You manage to rally every so often and go on a weight loss kick, but it never ever sticks.
It’s beyond the scope of this article to dive into every reason a person cycles like this, but we are going to go over some situational aspects that bring failure.
There can be a multitude of triggers and environments that you need to consider for yourself, but I am going to touch on three.
When you stop at XYZ gas station in the morning for coffee, you walk out with two donuts. Make your coffee at home.
When you drive past XYZ chinease restaurant around lunch, you find yourself inside plowing down some General Tso. Take a different route to where you are going or eat before you drive past it.
When you go bowling with friends, you drink beer like a warthog. Sorry, Pete Weber, the bowling alley isn’t for you.
When you stay up after 10 pm you snack like a three year old. Go to bed!
You always snack while watching television. Well, looks like you can’t handle watching T.V., so stop.
When you don’t pack a lunch for work you go out to lunch with co-workers and train wreck. Be a grown up and pack a lunch.
When you don’t have something to do mid-morning you start getting hungry and rummage through the pantry or vending machine. Get your butt back to work, find a hobby, go for a walk, just do something.
You are going to be gone for the afternoon shopping at the mall and will probably end up in the food court eating crap.

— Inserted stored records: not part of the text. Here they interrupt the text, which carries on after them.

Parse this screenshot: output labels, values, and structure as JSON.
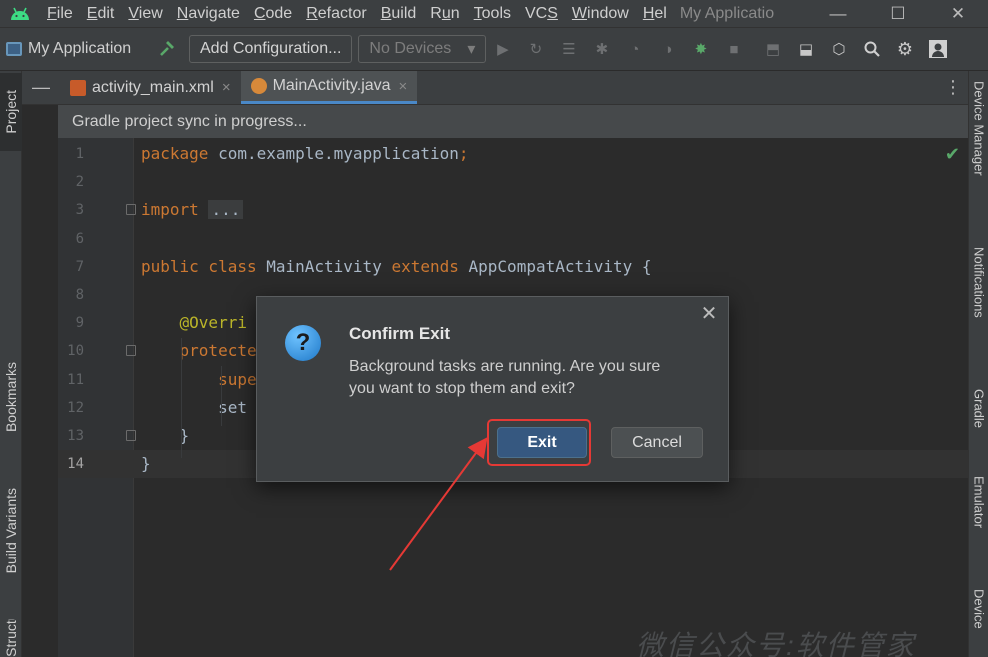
{
  "menubar": {
    "items": [
      {
        "label": "File",
        "key": "F",
        "rest": "ile"
      },
      {
        "label": "Edit",
        "key": "E",
        "rest": "dit"
      },
      {
        "label": "View",
        "key": "V",
        "rest": "iew"
      },
      {
        "label": "Navigate",
        "key": "N",
        "rest": "avigate"
      },
      {
        "label": "Code",
        "key": "C",
        "rest": "ode"
      },
      {
        "label": "Refactor",
        "key": "R",
        "rest": "efactor"
      },
      {
        "label": "Build",
        "key": "B",
        "rest": "uild"
      },
      {
        "label": "Run",
        "key": "",
        "pre": "R",
        "ukey": "u",
        "rest": "n"
      },
      {
        "label": "Tools",
        "key": "T",
        "rest": "ools"
      },
      {
        "label": "VCS",
        "key": "",
        "pre": "VC",
        "ukey": "S",
        "rest": ""
      },
      {
        "label": "Window",
        "key": "W",
        "rest": "indow"
      },
      {
        "label": "Hel",
        "key": "H",
        "rest": "el"
      }
    ],
    "window_title": "My Applicatio",
    "minimize": "—",
    "maximize": "☐",
    "close": "✕"
  },
  "toolbar": {
    "project_name": "My Application",
    "add_configuration": "Add Configuration...",
    "devices": "No Devices",
    "devices_arrow": "▾"
  },
  "left_strip": {
    "project": "Project",
    "bookmarks": "Bookmarks",
    "build_variants": "Build Variants",
    "structure": "Structure"
  },
  "right_strip": {
    "device_manager": "Device Manager",
    "notifications": "Notifications",
    "gradle": "Gradle",
    "emulator": "Emulator",
    "device_explorer": "Device"
  },
  "tabs": [
    {
      "label": "activity_main.xml",
      "close": "×"
    },
    {
      "label": "MainActivity.java",
      "close": "×"
    }
  ],
  "sync_banner": "Gradle project sync in progress...",
  "editor": {
    "lines": [
      {
        "n": "1",
        "parts": [
          {
            "t": "package",
            "c": "kw"
          },
          {
            "t": " com.example.myapplication",
            "c": ""
          },
          {
            "t": ";",
            "c": "kw"
          }
        ]
      },
      {
        "n": "2",
        "parts": []
      },
      {
        "n": "3",
        "parts": [
          {
            "t": "import",
            "c": "kw"
          },
          {
            "t": " ",
            "c": ""
          },
          {
            "t": "...",
            "c": "fold-text"
          }
        ]
      },
      {
        "n": "6",
        "parts": []
      },
      {
        "n": "7",
        "parts": [
          {
            "t": "public class",
            "c": "kw"
          },
          {
            "t": " MainActivity ",
            "c": ""
          },
          {
            "t": "extends",
            "c": "kw"
          },
          {
            "t": " AppCompatActivity {",
            "c": ""
          }
        ]
      },
      {
        "n": "8",
        "parts": []
      },
      {
        "n": "9",
        "parts": [
          {
            "t": "    @Overri",
            "c": "ann"
          }
        ]
      },
      {
        "n": "10",
        "parts": [
          {
            "t": "    protecte",
            "c": "kw"
          }
        ]
      },
      {
        "n": "11",
        "parts": [
          {
            "t": "        supe",
            "c": "kw"
          }
        ]
      },
      {
        "n": "12",
        "parts": [
          {
            "t": "        set",
            "c": ""
          }
        ]
      },
      {
        "n": "13",
        "parts": [
          {
            "t": "    }",
            "c": ""
          }
        ]
      },
      {
        "n": "14",
        "parts": [
          {
            "t": "}",
            "c": ""
          }
        ]
      }
    ],
    "current_line": "14",
    "watermark": "微信公众号:软件管家"
  },
  "dialog": {
    "title": "Confirm Exit",
    "message": "Background tasks are running. Are you sure you want to stop them and exit?",
    "icon": "?",
    "exit_label": "Exit",
    "cancel_label": "Cancel",
    "close": "✕"
  },
  "colors": {
    "accent_blue": "#365880",
    "annotation_red": "#e53935",
    "keyword": "#cc7832",
    "success_green": "#59a869"
  }
}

Eat beforehand, bring snacks with you, accept that it’s okay to be a little hungry at times in your life, and eat once you get home.
When you have a certain unhealthy food in the house you always end up going after it on a regular basis. Really? STOP BUYING IT. If it isn’t there, you can’t eat it.

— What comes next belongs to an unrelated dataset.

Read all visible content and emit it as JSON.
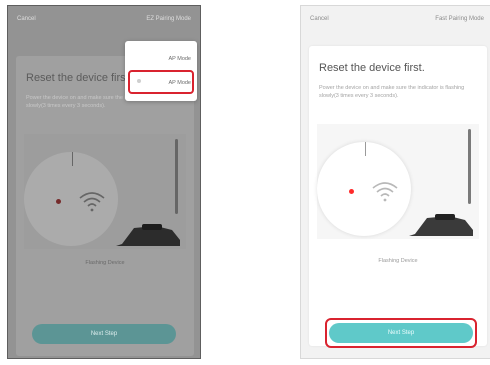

Everytime Miranda texts you to hang out it’s to drink and you oblige. Don’t hangout with Miranda. Is that too mean? You’re the one who can’t keep it together when the two of you meet up.
Your spouse always wants to go to XYZ restaurant that always results in you going off plan. Explain your struggle and suggest an alternative.
Great Aunt Margaret is always making sweets for the holidays and you mow them down like a starving water buffalo because it scares you to defy ‘ole Margie. Grow up, politely pass on the sweets, and keep living your life.
Before anyone gets all panicky, let me remind you, the above suggestions are based on the title of this article.
HOW TO BREAK THE HABIT OF EATING LIKE CRAP
If this isn’t something you are struggling with, having a beer while bowling, eating a cookie Great Aunt Marge brought over, or eating bourbon chicken in the mall food court twice a year probably isn’t the end of the world.